La chronique
Une nouvelle fois, Luc Besson fait appel à l'un des éléments-clé de sa fidèle équipe pour composer la bande originale de sa nouvelle production, et, une nouvelle fois, Eric Serra délivre une partition bien davantage partie prenante du film (dans la mise en perspective et harmonie des différents belligérants du scénario) que simple illustration redondante des images.
Le quinquagénaire aura eu à gérer l'entièreté des 31 plages de l'album, puisque simplement « Soldier of Love », standard de Sade, aura été retenu en élément extérieur, et comme illustration du post-générique. De par le fait, on peut être à la fois subjugué et surpris par le parti-pris esthétique du compositeur, qui laisse une part belle aux orchestrations (« Banners of Freedom »), voire aux ondulations orientales (« Seytcha Seytcha »), en grille de lecture plus explicite quant à la dramaturgie dépeinte par le film, quitte à offrir en creux à quelques thèmes (« Rangoon Family Home ») le caractère paisible mais un peu hébété d'une musique new age.
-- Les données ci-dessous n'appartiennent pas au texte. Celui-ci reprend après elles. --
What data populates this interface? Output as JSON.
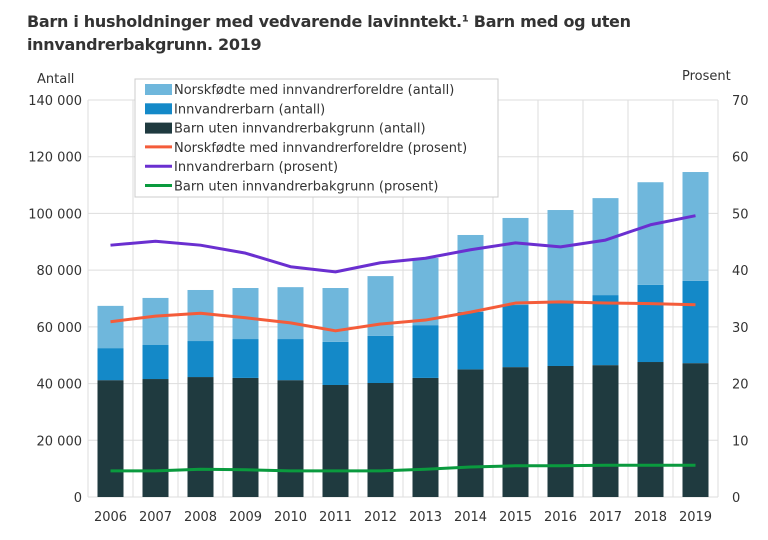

On le comprendra : on est loin de l'Éric Serra passé maître en matière de rythmes qui s'entrechoquent sur un tempo synthétique. Ici, les larges nappes musicales prédominent, symbolisant à la fois la ténacité, la douceur, et la puissance induite d'une femme qui fait vaciller les dictatures. Ainsi, lorsque violoncelles et contrebasses incarnent l'âpreté d'un pouvoir politique à bout de souffle, les vents et flûtes identifient le combat sans cesse renouvelé d'une femme isolée mais pas seule, jusqu'à la proclamation de victoires resplendissantes, à grands renforts de cymbales.
Une musique de programme, certes, mais une partition assez riche et polymorphe pour se suffire à elle-même : la circonstance est assez rare pour mériter d'être soulignée.